On one reading of Eliot, April is the cruelest month because it reawakens longings and recollections the dead months of winter have buried deep in depression. Feeling after a long period of numbness can hurt. Those of us who have deadened our pain with alcohol know what it’s like. We stop drinking and, when the anesthesia has worn off, the pain is as strong as ever.
I had a different reading. Yes, I used alcohol to deaden the pain, but even as I did that, I would do other things that intensified it. Like reading Eliot or certain other poets or philosophers, or listening to a certain type of singer or composer. Misery loves company, and they helped to deepen the gloom and doom. Though it made me hurt more, it confirmed my sense that things were as bad as I felt them to be. A cold comfort that, but a comfort nonetheless.
And so April was the cruelest month because it was a hoax. It stirred up hope when there was no hope. It promised new life, but the promise was false. I would turn Shelley’s question on its head. If spring comes, can winter be that far behind? Doesn’t everything move toward entropy? Doesn’t death win in the end? Isn’t that, after all, what the title of the poem really means?
I suppose I could put the matter in clinical terms and say that I had become a depressive (like Eliot, like Bill W., like so many of us). And that certainly would be true. Starting at age 13, I had five major, months-long episodes of depression before I hit bottom on my sixth and came to AA. I had an even longer one in sobriety, lasting from 1996 to 2002.
The cloud didn't start to lift till I got sober, on April 26 of 1984. It didn’t clear completely till 18 years later, when I had a spiritual experience which brought my six-year emotional relapse to an end.

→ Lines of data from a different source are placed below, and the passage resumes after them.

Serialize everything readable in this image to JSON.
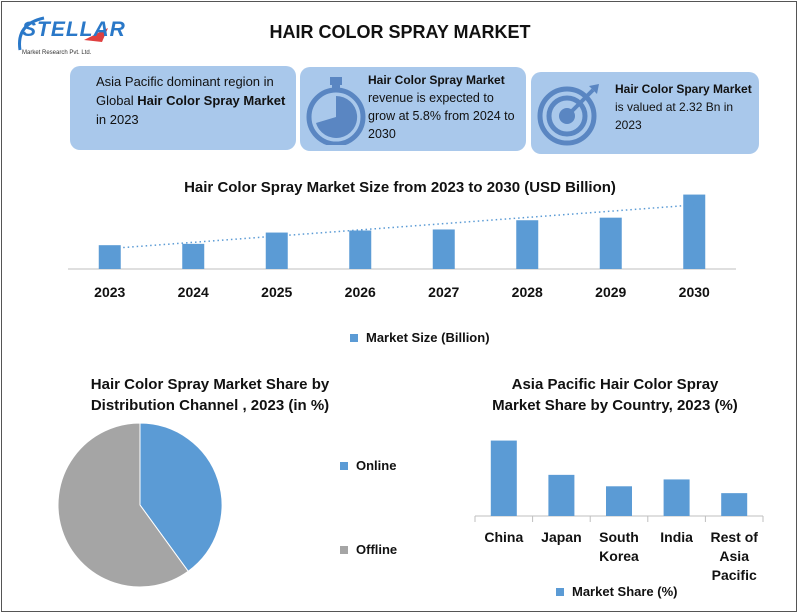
{
  "header": {
    "logo_text": "STELLAR",
    "logo_subtext": "Market Research Pvt. Ltd.",
    "title": "HAIR COLOR SPRAY MARKET"
  },
  "cards": [
    {
      "pre": "Asia Pacific dominant region in Global ",
      "bold": "Hair Color Spray Market",
      "post": " in 2023",
      "icon": "none"
    },
    {
      "pre": "",
      "bold": "Hair Color Spray Market",
      "post": " revenue is expected to grow at 5.8% from 2024 to 2030",
      "icon": "stopwatch-icon"
    },
    {
      "pre": "",
      "bold": "Hair Color Spary Market",
      "post": " is valued at 2.32 Bn in 2023",
      "icon": "target-icon"
    }
  ],
  "colors": {
    "bar": "#5b9bd5",
    "pie_online": "#5b9bd5",
    "pie_offline": "#a5a5a5",
    "card_bg": "#a9c8eb",
    "icon": "#5a86c2"
  },
  "chart_data": [
    {
      "type": "bar",
      "title": "Hair Color Spray Market Size from 2023 to 2030 (USD Billion)",
      "categories": [
        "2023",
        "2024",
        "2025",
        "2026",
        "2027",
        "2028",
        "2029",
        "2030"
      ],
      "series": [
        {
          "name": "Market Size (Billion)",
          "values": [
            2.32,
            2.45,
            3.55,
            3.75,
            3.85,
            4.75,
            5.0,
            7.25
          ]
        }
      ],
      "trendline": "linear dotted",
      "ylim": [
        0,
        7.5
      ],
      "legend": "bottom"
    },
    {
      "type": "pie",
      "title": "Hair Color Spray Market Share by Distribution Channel , 2023 (in %)",
      "labels": [
        "Online",
        "Offline"
      ],
      "values": [
        40,
        60
      ],
      "legend": "right"
    },
    {
      "type": "bar",
      "title": "Asia Pacific Hair Color Spray Market Share by Country, 2023 (%)",
      "categories": [
        "China",
        "Japan",
        "South Korea",
        "India",
        "Rest of Asia Pacific"
      ],
      "category_lines": [
        [
          "China"
        ],
        [
          "Japan"
        ],
        [
          "South",
          "Korea"
        ],
        [
          "India"
        ],
        [
          "Rest of",
          "Asia",
          "Pacific"
        ]
      ],
      "series": [
        {
          "name": "Market Share (%)",
          "values": [
            33,
            18,
            13,
            16,
            10
          ]
        }
      ],
      "ylim": [
        0,
        35
      ],
      "legend": "bottom"
    }
  ]
}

Since then, I’ve come to understand that the wasteland was spiritual. It was my soul that had been ravaged. There was a solution. But it wasn’t to change the world. It was to change me. And central to that change was a spiritual experience that would transform my interior landscape and with that my vision.
A few springs ago I attended a meeting of an AA group in a rural area of a northern state. April showers had persisted well into May and a woman shared her despondency over the pall that seemed to have settled over the region. It was all so dreary. When would it end?

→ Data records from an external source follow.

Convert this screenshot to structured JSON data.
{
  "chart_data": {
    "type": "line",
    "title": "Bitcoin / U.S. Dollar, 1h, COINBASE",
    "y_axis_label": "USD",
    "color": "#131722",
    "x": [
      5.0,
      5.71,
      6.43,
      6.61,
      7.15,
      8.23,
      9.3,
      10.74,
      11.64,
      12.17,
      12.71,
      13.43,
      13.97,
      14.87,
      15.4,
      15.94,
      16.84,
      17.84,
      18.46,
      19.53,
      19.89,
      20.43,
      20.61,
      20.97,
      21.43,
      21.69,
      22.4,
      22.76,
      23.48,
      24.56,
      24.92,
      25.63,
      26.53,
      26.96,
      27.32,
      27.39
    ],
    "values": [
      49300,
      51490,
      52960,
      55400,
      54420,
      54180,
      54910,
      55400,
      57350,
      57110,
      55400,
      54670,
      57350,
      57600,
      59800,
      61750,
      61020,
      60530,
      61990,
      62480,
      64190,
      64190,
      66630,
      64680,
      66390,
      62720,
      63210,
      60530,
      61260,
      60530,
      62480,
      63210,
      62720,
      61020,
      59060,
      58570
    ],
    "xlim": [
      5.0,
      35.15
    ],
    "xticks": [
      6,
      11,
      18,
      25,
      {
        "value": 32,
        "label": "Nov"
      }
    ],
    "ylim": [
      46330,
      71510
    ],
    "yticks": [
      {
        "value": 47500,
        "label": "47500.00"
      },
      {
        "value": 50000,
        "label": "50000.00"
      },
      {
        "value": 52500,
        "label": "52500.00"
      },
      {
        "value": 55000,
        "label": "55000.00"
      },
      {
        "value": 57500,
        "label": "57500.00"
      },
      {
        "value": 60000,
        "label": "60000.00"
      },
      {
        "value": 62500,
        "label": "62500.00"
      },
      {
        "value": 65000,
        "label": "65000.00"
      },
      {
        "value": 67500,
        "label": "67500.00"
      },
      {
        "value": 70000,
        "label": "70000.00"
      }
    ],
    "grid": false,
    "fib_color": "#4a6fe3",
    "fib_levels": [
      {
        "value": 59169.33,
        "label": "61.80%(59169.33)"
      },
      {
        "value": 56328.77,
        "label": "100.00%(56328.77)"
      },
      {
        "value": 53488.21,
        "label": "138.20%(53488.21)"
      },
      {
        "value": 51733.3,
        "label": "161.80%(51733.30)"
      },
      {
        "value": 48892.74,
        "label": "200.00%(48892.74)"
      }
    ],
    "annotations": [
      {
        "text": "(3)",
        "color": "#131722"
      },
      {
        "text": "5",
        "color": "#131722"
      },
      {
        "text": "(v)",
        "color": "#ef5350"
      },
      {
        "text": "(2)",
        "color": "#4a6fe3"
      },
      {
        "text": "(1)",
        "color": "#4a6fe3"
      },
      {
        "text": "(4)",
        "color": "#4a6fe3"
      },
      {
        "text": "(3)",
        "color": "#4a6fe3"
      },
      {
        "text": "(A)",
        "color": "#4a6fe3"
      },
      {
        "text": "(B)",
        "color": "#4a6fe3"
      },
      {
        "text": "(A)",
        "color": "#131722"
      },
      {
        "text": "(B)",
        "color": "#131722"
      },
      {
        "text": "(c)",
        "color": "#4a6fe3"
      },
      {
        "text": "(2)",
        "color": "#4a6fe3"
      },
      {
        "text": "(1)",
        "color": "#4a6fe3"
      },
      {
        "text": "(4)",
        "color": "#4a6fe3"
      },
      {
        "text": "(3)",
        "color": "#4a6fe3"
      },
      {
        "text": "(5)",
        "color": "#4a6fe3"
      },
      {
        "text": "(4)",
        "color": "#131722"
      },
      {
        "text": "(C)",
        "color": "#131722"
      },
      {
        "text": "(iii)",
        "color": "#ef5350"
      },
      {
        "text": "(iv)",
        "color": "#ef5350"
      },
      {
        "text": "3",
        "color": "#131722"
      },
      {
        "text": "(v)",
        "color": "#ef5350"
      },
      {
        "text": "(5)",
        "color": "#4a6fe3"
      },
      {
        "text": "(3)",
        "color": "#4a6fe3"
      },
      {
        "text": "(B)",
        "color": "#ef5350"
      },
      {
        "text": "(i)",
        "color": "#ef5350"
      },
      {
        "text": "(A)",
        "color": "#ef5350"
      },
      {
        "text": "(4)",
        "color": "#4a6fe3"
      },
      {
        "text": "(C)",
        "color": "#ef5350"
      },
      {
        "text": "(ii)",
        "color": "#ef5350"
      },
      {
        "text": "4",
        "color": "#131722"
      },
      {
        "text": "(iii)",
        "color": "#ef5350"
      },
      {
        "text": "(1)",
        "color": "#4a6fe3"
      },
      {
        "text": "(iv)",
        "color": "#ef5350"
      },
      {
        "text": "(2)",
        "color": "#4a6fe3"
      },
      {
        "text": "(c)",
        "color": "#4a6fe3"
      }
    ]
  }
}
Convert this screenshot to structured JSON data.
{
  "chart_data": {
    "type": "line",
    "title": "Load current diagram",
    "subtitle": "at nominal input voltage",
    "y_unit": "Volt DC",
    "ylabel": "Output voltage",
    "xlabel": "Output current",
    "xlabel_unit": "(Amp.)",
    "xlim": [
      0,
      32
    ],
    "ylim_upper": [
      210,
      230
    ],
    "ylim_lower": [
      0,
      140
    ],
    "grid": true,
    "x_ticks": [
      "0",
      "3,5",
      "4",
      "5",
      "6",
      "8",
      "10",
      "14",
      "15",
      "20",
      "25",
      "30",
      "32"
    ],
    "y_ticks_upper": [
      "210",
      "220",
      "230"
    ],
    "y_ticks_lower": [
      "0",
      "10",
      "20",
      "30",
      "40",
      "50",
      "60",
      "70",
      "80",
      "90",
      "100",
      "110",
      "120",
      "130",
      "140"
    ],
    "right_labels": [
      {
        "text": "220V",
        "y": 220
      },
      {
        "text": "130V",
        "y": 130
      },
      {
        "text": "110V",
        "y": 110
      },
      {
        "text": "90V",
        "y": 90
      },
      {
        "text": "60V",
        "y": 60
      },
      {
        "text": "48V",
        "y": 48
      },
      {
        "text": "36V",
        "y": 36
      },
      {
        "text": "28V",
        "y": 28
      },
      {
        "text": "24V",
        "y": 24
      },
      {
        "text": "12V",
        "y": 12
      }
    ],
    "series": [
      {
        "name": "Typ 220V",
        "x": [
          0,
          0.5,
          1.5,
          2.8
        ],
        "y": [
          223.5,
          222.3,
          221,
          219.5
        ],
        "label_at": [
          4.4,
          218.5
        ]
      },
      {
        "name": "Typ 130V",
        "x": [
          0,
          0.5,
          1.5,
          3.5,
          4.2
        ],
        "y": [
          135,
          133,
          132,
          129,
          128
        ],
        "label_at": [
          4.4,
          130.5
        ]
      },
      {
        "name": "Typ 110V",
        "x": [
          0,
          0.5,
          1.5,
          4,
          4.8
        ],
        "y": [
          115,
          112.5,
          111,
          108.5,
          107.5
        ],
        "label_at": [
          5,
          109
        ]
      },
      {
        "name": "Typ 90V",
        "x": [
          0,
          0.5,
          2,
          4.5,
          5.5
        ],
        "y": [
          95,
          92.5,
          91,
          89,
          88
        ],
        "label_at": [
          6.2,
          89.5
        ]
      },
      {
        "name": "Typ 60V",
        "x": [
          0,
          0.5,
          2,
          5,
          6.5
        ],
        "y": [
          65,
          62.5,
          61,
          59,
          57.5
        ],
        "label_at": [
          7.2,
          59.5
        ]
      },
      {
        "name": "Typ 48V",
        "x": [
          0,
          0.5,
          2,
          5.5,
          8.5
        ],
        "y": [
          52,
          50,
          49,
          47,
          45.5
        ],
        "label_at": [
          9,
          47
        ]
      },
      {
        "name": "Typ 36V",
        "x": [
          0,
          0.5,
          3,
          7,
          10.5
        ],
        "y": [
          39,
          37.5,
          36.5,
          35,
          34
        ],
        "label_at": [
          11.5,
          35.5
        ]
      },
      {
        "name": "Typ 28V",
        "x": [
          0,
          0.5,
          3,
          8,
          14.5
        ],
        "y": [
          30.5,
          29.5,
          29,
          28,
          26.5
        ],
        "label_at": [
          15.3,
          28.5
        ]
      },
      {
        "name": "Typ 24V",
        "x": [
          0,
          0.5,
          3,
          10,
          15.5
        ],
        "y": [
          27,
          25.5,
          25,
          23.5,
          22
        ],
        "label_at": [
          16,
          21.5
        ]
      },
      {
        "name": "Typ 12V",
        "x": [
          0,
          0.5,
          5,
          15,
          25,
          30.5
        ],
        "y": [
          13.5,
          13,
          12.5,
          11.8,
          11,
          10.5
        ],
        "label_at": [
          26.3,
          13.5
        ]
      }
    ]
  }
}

Having just come from sunny Florida for the summer, I thought I would share my experience with weather-induced dejection. I recounted how I had moved down there to escape a certain city whose winters were bleeding me, as a particular tune described it. I couldn’t stand the grayness anymore, the cold, the snow, the ice.
After a year in paradise, I longed for cloudy skies and rain, lots of rain. And I was grateful when it came. It was a welcome relief from the unrelenting sun and the unbearable heat, the unanticipated downside to perennially clear skies.
I can tell you are not from around here, the woman snapped. She was right. I was not. I am now. The snowbird flew back north six years ago this month. And he stayed. My delight in cloudy and rainy days followed me from the south. I love them. They bring peace and quiet, just like today. They also bring out the forsythias, the magnolias, the dogwood, and the cherry blossoms, all now in their full splendor.
I know their glory will soon fade. But that only makes me all the more grateful for it. The seasons will succeed each other as they always have, each gracing us with their own beauty, each inviting their enjoyment. December won’t be long in coming, but there’s no longer any pathos in that. I've come to love winter, and the snow, and the long nights of hibernation.
AA suggests that having a spiritual awakening or experience brings us a new outlook on life. Not that we become more positive, though we do become that. Not that we become more optimistic, though that may also be the case. But that we are able to see what we could not see before. That’s what's happened to me.
It’s happened to countless alcoholics in AA. It can affect even the way we look at the weather and the seasons.
This Friday I celebrate 35 years sober. And so April is a sign of life for me in another, very personal way. For that’s when the darkness left and I started to live again. And for that, I am grateful.